I had the distinct honour of knowing and working with Arnan, an advocate and a patent attorney, having worked there during 2008-2009. Arnan had a habit of occasionally prowling the office, and was rather gruff in his questions and comments. I also attended a lecture he delivered on plant breeding rights in Israel where he did not pull punches in scathing criticism of the government abusing the Israeli Plants Breeder’s Rights Act in its committee. The workers of Seligsohn Gabrieli had a healthy fear of him. And yet Arnan chose to celebrate his 75th birthday at a local restaurant, in the company of all the workers, many whom had worked at the firm for long years, a sign of the close-knit family atmosphere of the firm, and he attended worker’s personal events and could break a smile.
The major project I did with Arnan was an opposition against an Israeli patent granted to a local armoury company. Having done a year at Shlomo Cohen as a technical specialist, I was familiar with litigation in Israel; however, Arnan’s approach was in a stark contrast to the more throw-the-book strategy I experienced at SC, in the absolute accuracy and conciseness of the manuscript. Indeed, the words of Nahum and other speakers at the Conference echoed my sentiments and experience. I wish I had the opportunity to work and learn more with the modest man who was a living legend.
Eric’s lecture was a good and entertaining refresher regarding trends in the copyright market, such as the decline in the importance of domain names and keyword advertising, after being such a hot topic just two years ago, and the rise of advertising masked as editorial content. The presentation is available here:
The round table discussion was thought provoking. Orly depicted a bleak picture for Israeli artists and performers, that did not benefit so much from globalization due to language barriers yet perhaps suffered just as much as other performance from piracy.
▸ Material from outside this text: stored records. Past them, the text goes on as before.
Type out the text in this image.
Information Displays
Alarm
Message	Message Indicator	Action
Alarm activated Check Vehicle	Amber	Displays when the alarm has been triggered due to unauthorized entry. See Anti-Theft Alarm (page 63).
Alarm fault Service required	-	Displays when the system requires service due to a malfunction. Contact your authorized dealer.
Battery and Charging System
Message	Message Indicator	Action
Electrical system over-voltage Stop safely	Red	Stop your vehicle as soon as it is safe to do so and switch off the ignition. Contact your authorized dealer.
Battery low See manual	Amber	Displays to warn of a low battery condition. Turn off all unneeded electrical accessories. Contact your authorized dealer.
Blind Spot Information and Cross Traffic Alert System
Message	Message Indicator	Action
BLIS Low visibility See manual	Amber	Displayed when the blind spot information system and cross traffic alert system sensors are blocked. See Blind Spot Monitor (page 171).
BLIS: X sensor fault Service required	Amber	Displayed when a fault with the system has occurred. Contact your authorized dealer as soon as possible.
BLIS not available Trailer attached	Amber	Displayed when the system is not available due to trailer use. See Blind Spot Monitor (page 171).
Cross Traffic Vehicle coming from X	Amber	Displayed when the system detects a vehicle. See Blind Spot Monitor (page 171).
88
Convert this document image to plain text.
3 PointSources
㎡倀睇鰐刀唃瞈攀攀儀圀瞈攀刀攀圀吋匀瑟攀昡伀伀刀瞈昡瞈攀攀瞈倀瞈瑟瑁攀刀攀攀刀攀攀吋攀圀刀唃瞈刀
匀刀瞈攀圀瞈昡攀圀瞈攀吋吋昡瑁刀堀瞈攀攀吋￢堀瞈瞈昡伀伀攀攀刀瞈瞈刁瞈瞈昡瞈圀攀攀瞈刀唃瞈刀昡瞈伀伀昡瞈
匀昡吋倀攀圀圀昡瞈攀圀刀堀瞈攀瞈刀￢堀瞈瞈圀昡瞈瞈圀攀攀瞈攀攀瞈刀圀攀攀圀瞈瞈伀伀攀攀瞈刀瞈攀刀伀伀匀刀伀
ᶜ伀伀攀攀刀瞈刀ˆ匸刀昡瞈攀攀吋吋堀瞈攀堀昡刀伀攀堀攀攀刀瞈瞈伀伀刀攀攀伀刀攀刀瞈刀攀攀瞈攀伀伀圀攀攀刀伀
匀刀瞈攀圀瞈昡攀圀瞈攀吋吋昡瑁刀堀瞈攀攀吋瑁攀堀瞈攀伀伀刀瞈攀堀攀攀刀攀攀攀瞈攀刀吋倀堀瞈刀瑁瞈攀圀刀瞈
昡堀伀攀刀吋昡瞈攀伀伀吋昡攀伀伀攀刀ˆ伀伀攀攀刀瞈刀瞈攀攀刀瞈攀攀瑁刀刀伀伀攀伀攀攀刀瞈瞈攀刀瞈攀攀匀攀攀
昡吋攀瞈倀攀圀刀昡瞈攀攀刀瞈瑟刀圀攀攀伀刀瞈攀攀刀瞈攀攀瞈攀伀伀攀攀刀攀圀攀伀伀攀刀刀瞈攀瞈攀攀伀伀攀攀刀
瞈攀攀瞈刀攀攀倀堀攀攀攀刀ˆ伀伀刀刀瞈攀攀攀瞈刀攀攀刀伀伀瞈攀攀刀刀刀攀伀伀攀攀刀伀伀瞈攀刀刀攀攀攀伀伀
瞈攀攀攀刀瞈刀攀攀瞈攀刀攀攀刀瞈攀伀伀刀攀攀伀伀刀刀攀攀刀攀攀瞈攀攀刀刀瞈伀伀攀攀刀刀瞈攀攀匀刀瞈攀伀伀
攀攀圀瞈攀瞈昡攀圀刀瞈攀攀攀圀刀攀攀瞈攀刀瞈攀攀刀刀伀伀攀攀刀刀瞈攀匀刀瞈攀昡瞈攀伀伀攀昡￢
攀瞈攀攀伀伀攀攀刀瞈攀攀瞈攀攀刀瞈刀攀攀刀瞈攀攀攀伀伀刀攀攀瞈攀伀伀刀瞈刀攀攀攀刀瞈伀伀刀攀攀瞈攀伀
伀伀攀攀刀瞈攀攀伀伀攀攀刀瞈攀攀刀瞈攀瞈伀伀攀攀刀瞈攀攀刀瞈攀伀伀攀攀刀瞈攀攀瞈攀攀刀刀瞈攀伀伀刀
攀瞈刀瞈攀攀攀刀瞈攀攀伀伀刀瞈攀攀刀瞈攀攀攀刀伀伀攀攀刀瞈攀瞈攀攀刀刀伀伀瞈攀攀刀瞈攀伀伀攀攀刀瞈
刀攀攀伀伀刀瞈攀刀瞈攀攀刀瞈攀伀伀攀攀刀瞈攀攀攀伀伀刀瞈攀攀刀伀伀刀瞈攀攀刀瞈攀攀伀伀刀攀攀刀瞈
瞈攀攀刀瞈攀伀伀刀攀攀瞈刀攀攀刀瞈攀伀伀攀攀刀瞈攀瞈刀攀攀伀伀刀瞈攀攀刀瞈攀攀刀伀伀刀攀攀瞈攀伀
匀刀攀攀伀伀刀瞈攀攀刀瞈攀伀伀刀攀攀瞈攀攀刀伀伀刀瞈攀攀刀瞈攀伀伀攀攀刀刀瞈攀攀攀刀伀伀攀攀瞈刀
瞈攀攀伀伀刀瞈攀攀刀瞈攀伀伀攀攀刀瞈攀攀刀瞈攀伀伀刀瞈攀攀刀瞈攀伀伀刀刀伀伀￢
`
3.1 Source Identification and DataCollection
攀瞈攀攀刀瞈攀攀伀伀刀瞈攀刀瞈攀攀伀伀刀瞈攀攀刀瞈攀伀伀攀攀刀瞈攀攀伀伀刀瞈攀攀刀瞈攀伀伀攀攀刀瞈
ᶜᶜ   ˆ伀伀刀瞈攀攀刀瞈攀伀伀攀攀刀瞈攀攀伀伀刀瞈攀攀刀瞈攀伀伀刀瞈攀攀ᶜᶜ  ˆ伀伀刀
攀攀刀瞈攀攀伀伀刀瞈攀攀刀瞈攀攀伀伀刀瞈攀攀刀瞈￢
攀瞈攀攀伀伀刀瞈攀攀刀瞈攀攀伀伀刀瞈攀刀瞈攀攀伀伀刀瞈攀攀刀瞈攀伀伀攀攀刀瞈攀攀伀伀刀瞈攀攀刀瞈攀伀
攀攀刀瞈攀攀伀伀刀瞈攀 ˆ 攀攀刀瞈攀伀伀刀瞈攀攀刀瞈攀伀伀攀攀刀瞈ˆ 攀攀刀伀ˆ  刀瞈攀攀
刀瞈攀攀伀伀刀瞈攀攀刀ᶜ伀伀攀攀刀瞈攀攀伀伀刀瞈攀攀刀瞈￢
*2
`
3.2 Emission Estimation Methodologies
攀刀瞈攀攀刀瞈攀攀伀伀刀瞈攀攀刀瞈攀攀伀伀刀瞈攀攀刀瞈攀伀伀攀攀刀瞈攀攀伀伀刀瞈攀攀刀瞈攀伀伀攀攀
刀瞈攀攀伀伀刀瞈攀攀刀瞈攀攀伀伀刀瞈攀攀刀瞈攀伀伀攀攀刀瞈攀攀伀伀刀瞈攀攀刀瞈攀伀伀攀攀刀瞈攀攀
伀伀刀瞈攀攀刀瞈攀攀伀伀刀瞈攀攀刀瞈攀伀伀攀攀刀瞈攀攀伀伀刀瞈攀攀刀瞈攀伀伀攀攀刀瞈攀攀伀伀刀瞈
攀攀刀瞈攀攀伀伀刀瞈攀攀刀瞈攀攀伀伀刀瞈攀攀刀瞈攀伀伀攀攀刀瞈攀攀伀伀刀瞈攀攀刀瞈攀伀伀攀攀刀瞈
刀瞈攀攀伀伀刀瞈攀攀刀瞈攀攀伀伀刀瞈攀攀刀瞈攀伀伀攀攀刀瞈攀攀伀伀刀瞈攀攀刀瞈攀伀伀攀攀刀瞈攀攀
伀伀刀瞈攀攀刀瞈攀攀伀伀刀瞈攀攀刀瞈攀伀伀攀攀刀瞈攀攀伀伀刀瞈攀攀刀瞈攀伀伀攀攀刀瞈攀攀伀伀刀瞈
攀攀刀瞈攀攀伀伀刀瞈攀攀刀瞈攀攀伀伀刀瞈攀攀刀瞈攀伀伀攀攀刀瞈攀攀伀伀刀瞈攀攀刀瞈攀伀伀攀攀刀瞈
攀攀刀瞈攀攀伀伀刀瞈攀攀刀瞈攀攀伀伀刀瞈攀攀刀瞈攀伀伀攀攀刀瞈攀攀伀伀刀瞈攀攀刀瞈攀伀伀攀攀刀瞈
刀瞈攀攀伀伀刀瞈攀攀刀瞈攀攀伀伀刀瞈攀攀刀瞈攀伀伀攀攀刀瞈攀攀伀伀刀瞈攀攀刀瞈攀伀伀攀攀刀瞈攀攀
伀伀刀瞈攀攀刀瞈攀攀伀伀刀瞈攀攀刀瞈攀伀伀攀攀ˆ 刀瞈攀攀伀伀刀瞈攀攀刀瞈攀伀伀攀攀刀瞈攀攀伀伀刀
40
However, Haim proposed that the itunes-iphone coupling that offers streaming music for 10$/month, for literally everything in music, discourages illegal copying.
Apparently, Pandora Internet Radio and others have yet to make themselves available in Israel, presumably since piracy is so rampant here and the market is so small anyway. Facebook also does not pay any royalties to ACUM for the usage of music by its members, and Youtube has reduced the advertising content in the clips to reduce royalties payments.
As in many businesses, it seems that the answer for improving their lot is for the performers to become tech-savvy and learn to optimize their exposure on the internet.